Après consultation des communautés du Dehcho, il a été déterminé que les fonds seraient dépensés pour équiper chaque Première Nation d’un bateau de pêche Lund en aluminium de 18 pieds avec un moteur hors-bord de 60 CV et pour embaucher deux employés permanents saisonniers qui deviendraient les gardiens du Dehcho. En fonction des fonds disponibles, ces gardiens recevraient également un programme normalisé de formations comprenant un cours de surveillance environnementale BEAHR de cinq semaines, des certificats de formation de conducteur de petits bâtiments (CFCPB) et de fonctions d’urgence en mer (FUM A3), un cours de premiers soins en milieu sauvage, un certificat d’opérateur radio et un cours de sensibilisation aux ours. Non seulement ces cours les qualifieraient pour travailler en tant que gardiens du Dehcho sur l’eau, mais ils possèderaient également les qualifications nécessaires pour effectuer la surveillance des travaux pétroliers et gaziers et toute autre initiative de recherche dans la région, fournissant ainsi une forme continue de communication avec chaque Première Nation.

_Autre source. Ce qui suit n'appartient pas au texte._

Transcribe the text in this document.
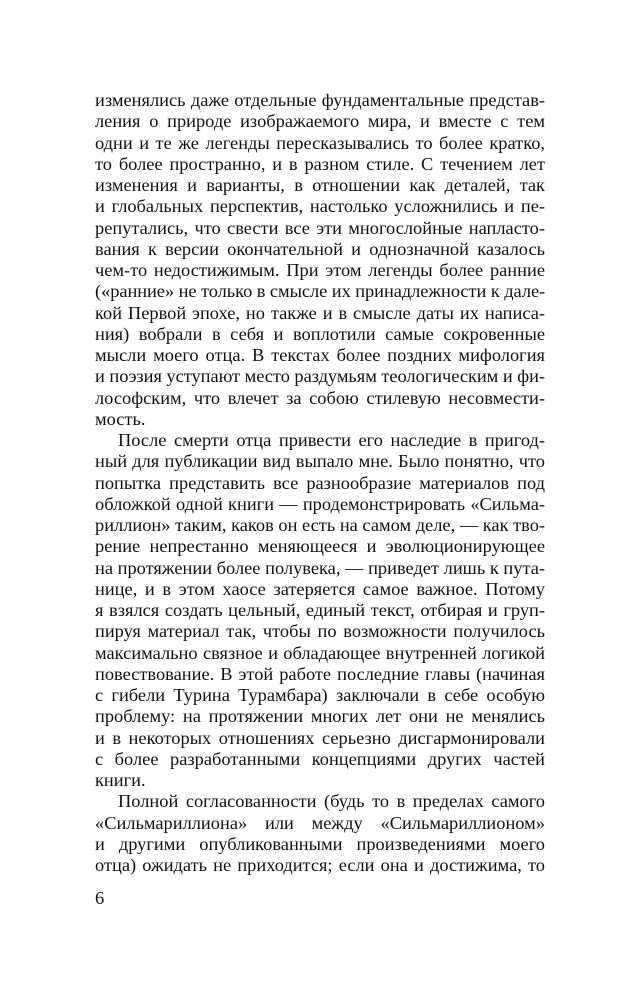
изменялись даже отдельные фундаментальные представ-
ления о природе изображаемого мира, и вместе с тем
одни и те же легенды пересказывались то более кратко,
то более пространно, и в разном стиле. С течением лет
изменения и варианты, в отношении как деталей, так
и глобальных перспектив, настолько усложнились и пе-
репутались, что свести все эти многослойные напласто-
вания к версии окончательной и однозначной казалось
чем-то недостижимым. При этом легенды более ранние
(«ранние» не только в смысле их принадлежности к дале-
кой Первой эпохе, но также и в смысле даты их написа-
ния) вобрали в себя и воплотили самые сокровенные
мысли моего отца. В текстах более поздних мифология
и поэзия уступают место раздумьям теологическим и фи-
лософским, что влечет за собою стилевую несовмести-
мость.
После смерти отца привести его наследие в пригод-
ный для публикации вид выпало мне. Было понятно, что
попытка представить все разнообразие материалов под
обложкой одной книги — продемонстрировать «Сильма-
риллион» таким, каков он есть на самом деле, — как тво-
рение непрестанно меняющееся и эволюционирующее
на протяжении более полувека, — приведет лишь к пута-
нице, и в этом хаосе затеряется самое важное. Потому
я взялся создать цельный, единый текст, отбирая и груп-
пируя материал так, чтобы по возможности получилось
максимально связное и обладающее внутренней логикой
повествование. В этой работе последние главы (начиная
с гибели Турина Турамбара) заключали в себе особую
проблему: на протяжении многих лет они не менялись
и в некоторых отношениях серьезно дисгармонировали
с более разработанными концепциями других частей
книги.
Полной согласованности (будь то в пределах самого
«Сильмариллиона» или между «Сильмариллионом»
и другими опубликованными произведениями моего
отца) ожидать не приходится; если она и достижима, то
6
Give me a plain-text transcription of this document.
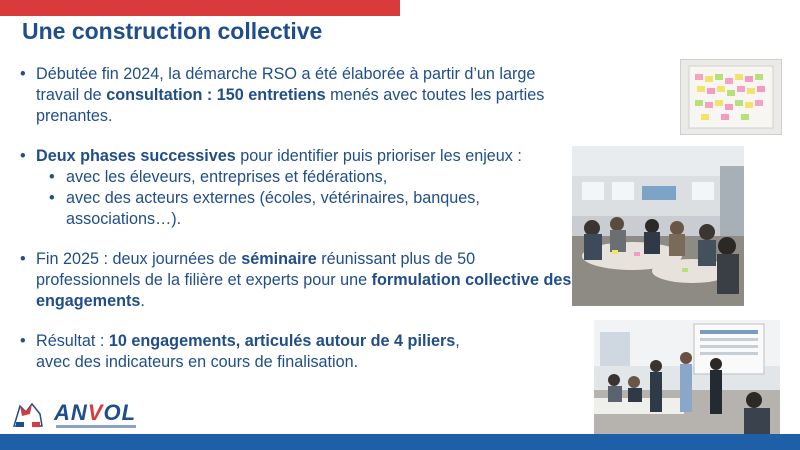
Une construction collective
• Débutée fin 2024, la démarche RSO a été élaborée à partir d’un large travail de consultation : 150 entretiens menés avec toutes les parties prenantes.
• Deux phases successives pour identifier puis prioriser les enjeux :
• avec les éleveurs, entreprises et fédérations,
• avec des acteurs externes (écoles, vétérinaires, banques, associations…).
• Fin 2025 : deux journées de séminaire réunissant plus de 50 professionnels de la filière et experts pour une formulation collective des engagements.
• Résultat : 10 engagements, articulés autour de 4 piliers,
avec des indicateurs en cours de finalisation.
ANVOL
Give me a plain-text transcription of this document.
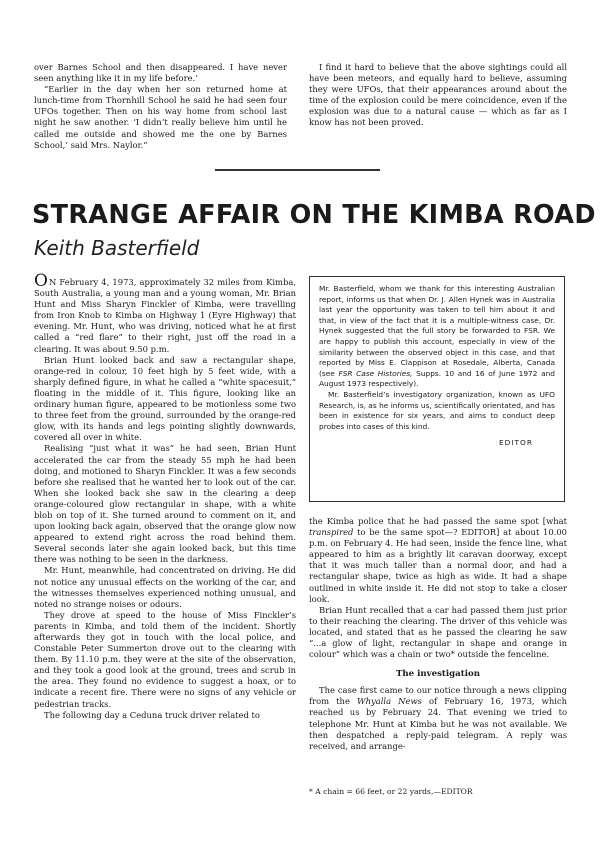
over Barnes School and then disappeared. I have never seen anything like it in my life before.’

“Earlier in the day when her son returned home at lunch-time from Thornhill School he said he had seen four UFOs together. Then on his way home from school last night he saw another. ‘I didn’t really believe him until he called me outside and showed me the one by Barnes School,’ said Mrs. Naylor.”

I find it hard to believe that the above sightings could all have been meteors, and equally hard to believe, assuming they were UFOs, that their appearances around about the time of the explosion could be mere coincidence, even if the explosion was due to a natural cause — which as far as I know has not been proved.

STRANGE AFFAIR ON THE KIMBA ROAD
Keith Basterfield

ON February 4, 1973, approximately 32 miles from Kimba, South Australia, a young man and a young woman, Mr. Brian Hunt and Miss Sharyn Finckler of Kimba, were travelling from Iron Knob to Kimba on Highway 1 (Eyre Highway) that evening. Mr. Hunt, who was driving, noticed what he at first called a “red flare” to their right, just off the road in a clearing. It was about 9.50 p.m.

Brian Hunt looked back and saw a rectangular shape, orange-red in colour, 10 feet high by 5 feet wide, with a sharply defined figure, in what he called a “white spacesuit,” floating in the middle of it. This figure, looking like an ordinary human figure, appeared to be motionless some two to three feet from the ground, surrounded by the orange-red glow, with its hands and legs pointing slightly downwards, covered all over in white.

Realising “just what it was” he had seen, Brian Hunt accelerated the car from the steady 55 mph he had been doing, and motioned to Sharyn Finckler. It was a few seconds before she realised that he wanted her to look out of the car. When she looked back she saw in the clearing a deep orange-coloured glow rectangular in shape, with a white blob on top of it. She turned around to comment on it, and upon looking back again, observed that the orange glow now appeared to extend right across the road behind them. Several seconds later she again looked back, but this time there was nothing to be seen in the darkness.

Mr. Hunt, meanwhile, had concentrated on driving. He did not notice any unusual effects on the working of the car, and the witnesses themselves experienced nothing unusual, and noted no strange noises or odours.

They drove at speed to the house of Miss Finckler’s parents in Kimba, and told them of the incident. Shortly afterwards they got in touch with the local police, and Constable Peter Summerton drove out to the clearing with them. By 11.10 p.m. they were at the site of the observation, and they took a good look at the ground, trees and scrub in the area. They found no evidence to suggest a hoax, or to indicate a recent fire. There were no signs of any vehicle or pedestrian tracks.

The following day a Ceduna truck driver related to

Mr. Basterfield, whom we thank for this interesting Australian report, informs us that when Dr. J. Allen Hynek was in Australia last year the opportunity was taken to tell him about it and that, in view of the fact that it is a multiple-witness case, Dr. Hynek suggested that the full story be forwarded to FSR. We are happy to publish this account, especially in view of the similarity between the observed object in this case, and that reported by Miss E. Clappison at Rosedale, Alberta, Canada (see FSR Case Histories, Supps. 10 and 16 of June 1972 and August 1973 respectively).

Mr. Basterfield’s investigatory organization, known as UFO Research, is, as he informs us, scientifically orientated, and has been in existence for six years, and aims to conduct deep probes into cases of this kind.

EDITOR

the Kimba police that he had passed the same spot [what transpired to be the same spot—? EDITOR] at about 10.00 p.m. on February 4. He had seen, inside the fence line, what appeared to him as a brightly lit caravan doorway, except that it was much taller than a normal door, and had a rectangular shape, twice as high as wide. It had a shape outlined in white inside it. He did not stop to take a closer look.

Brian Hunt recalled that a car had passed them just prior to their reaching the clearing. The driver of this vehicle was located, and stated that as he passed the clearing he saw “...a glow of light, rectangular in shape and orange in colour” which was a chain or two* outside the fenceline.

The investigation

The case first came to our notice through a news clipping from the Whyalla News of February 16, 1973, which reached us by February 24. That evening we tried to telephone Mr. Hunt at Kimba but he was not available. We then despatched a reply-paid telegram. A reply was received, and arrange-

* A chain = 66 feet, or 22 yards,—EDITOR
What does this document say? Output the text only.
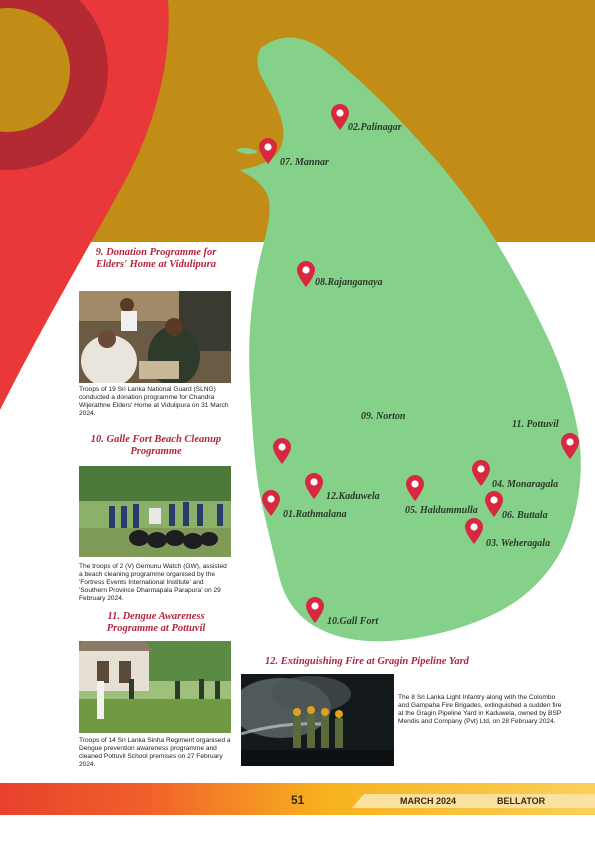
02.Palinagar
07. Mannar
08.Rajanganaya
09. Norton
11. Pottuvil
12.Kaduwela
01.Rathmalana	05. Haldummulla
04. Monaragala
06. Buttala
03. Weheragala
10.Gall Fort
9. Donation Programme for Elders' Home at Vidulipura
Troops of 19 Sri Lanka National Guard (SLNG) conducted a donation programme for Chandra Wijerathne Elders' Home at Vidulipura on 31 March 2024.
10. Galle Fort Beach Cleanup Programme
The troops of 2 (V) Gemunu Watch (GW), assisted a beach cleaning programme organised by the 'Fortress Events International Institute' and 'Southern Province Dharmapala Parapura' on 29 February 2024.
11. Dengue Awareness Programme at Pottuvil
Troops of 14 Sri Lanka Sinha Regiment organised a Dengue prevention awareness programme and cleaned Pottuvil School premises on 27 February 2024.
12. Extinguishing Fire at Gragin Pipeline Yard
The 8 Sri Lanka Light Infantry along with the Colombo and Gampaha Fire Brigades, extinguished a sudden fire at the Gragin Pipeline Yard in Kaduwela, owned by BSP Mendis and Company (Pvt) Ltd, on 28 February 2024.
51	MARCH 2024	BELLATOR
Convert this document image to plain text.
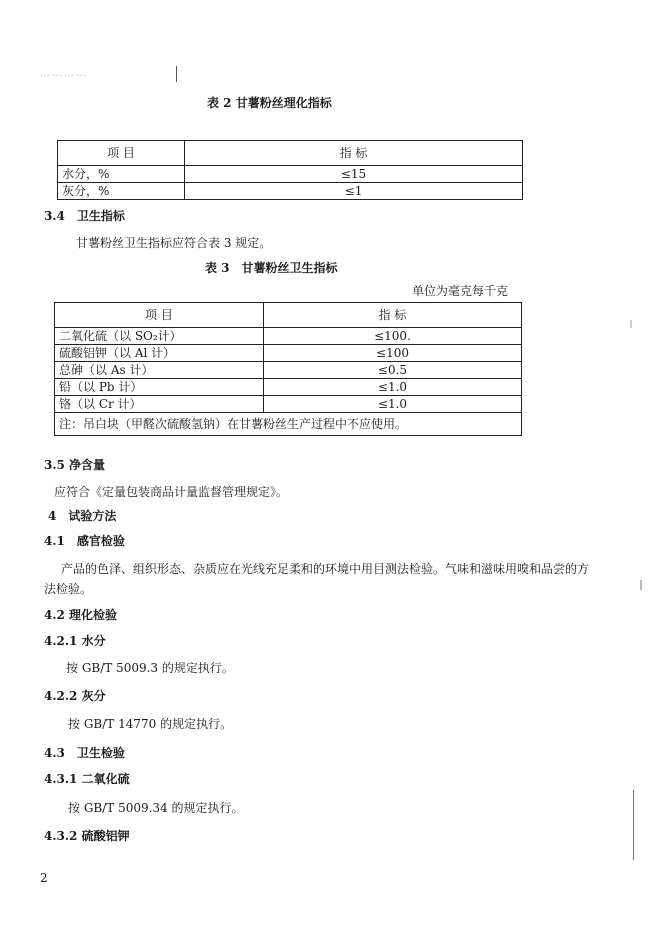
…………
表 2 甘薯粉丝理化指标
项 目	指 标
水分，%	≤15
灰分，%	≤1
3.4　卫生指标
甘薯粉丝卫生指标应符合表 3 规定。
表 3　甘薯粉丝卫生指标
单位为毫克每千克
项 目	指 标
二氧化硫（以 SO₂计）	≤100.
硫酸铝钾（以 Al 计）	≤100
总砷（以 As 计）	≤0.5
铅（以 Pb 计）	≤1.0
铬（以 Cr 计）	≤1.0
注：吊白块（甲醛次硫酸氢钠）在甘薯粉丝生产过程中不应使用。	
3.5 净含量
应符合《定量包装商品计量监督管理规定》。
4　试验方法
4.1　感官检验
产品的色泽、组织形态、杂质应在光线充足柔和的环境中用目测法检验。气味和滋味用嗅和品尝的方
法检验。
4.2 理化检验
4.2.1 水分
按 GB/T 5009.3 的规定执行。
4.2.2 灰分
按 GB/T 14770 的规定执行。
4.3　卫生检验
4.3.1 二氧化硫
按 GB/T 5009.34 的规定执行。
4.3.2 硫酸铝钾
2
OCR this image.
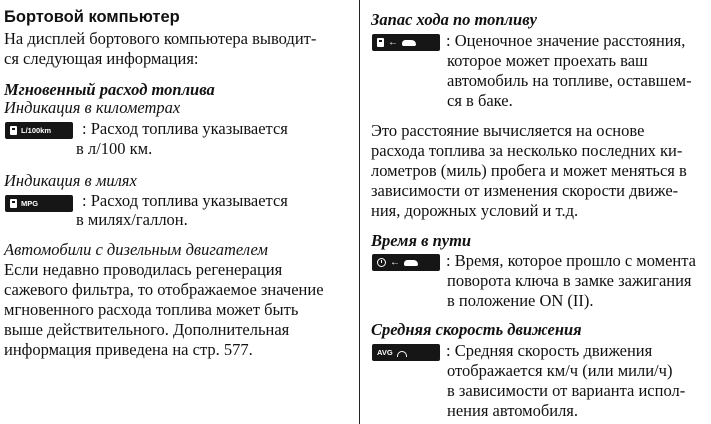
Бортовой компьютер
На дисплей бортового компьютера выводит-
ся следующая информация:
Мгновенный расход топлива
Индикация в километрах
L/100km : Расход топлива указывается
в л/100 км.
Индикация в милях
MPG	: Расход топлива указывается
в милях/галлон.
Автомобили с дизельным двигателем
Если недавно проводилась регенерация
сажевого фильтра, то отображаемое значение
мгновенного расхода топлива может быть
выше действительного. Дополнительная
информация приведена на стр. 577.
Запас хода по топливу
←	: Оценочное значение расстояния,
которое может проехать ваш
автомобиль на топливе, оставшем-
ся в баке.
Это расстояние вычисляется на основе
расхода топлива за несколько последних ки-
лометров (миль) пробега и может меняться в
зависимости от изменения скорости движе-
ния, дорожных условий и т.д.
Время в пути
←	: Время, которое прошло с момента
поворота ключа в замке зажигания
в положение ON (II).
Средняя скорость движения
AVG	: Средняя скорость движения
отображается км/ч (или мили/ч)
в зависимости от варианта испол-
нения автомобиля.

Outre la formation et l’équipement, il fallait fixer des objectifs aux gardiens en fonction des préoccupations et des problèmes de leur communauté. Chaque communauté est différente, mais le cœur du programme repose sur la patrouille fluviale. Chaque jour, les gardiens parcourent un itinéraire déterminé sur leur bassin versant local et des questionnaires sont préparés pour qu’ils les remplissent à chaque voyage. Les principaux relevés enregistrent le nombre d’oiseaux, la faune et toute activité présente, comme la pêche récréative, les barques et les touristes, ainsi que la qualité de l’eau des affluents du fleuve Mackenzie ou des lacs situés dans la zone traditionnelle. Les données recueillies sont ensuite analysées et font l’objet d’une présentation annuelle à chaque communauté, puis sont stockées dans le bureau du PAGRAO du Dehcho. Une base de données a été créée pour archiver toutes ces informations. L’étude de cas de Sambaa K’e et son développement du programme des gardiens du Dehcho montre les étapes nécessaires et les possibilités offertes par ce type d’initiative.

 

Partenariats

Lorsque le programme des gardiens du Dehcho a disposé de l’équipement et des employés nécessaires pour mener à bien les programmes de surveillance, il a fallu mettre en place des collaborations avec des organisations externes pour accroître les possibilités de financement et les capacités. Deux exemples de collaborations positives formées avec le PAGRAO du Dehcho comprennent une initiative de recherche avec un professeur de l’Université de Waterloo et une autre avec le ministère de l’Environnement et des Ressources naturelles du gouvernement des Territoires du Nord-Ouest.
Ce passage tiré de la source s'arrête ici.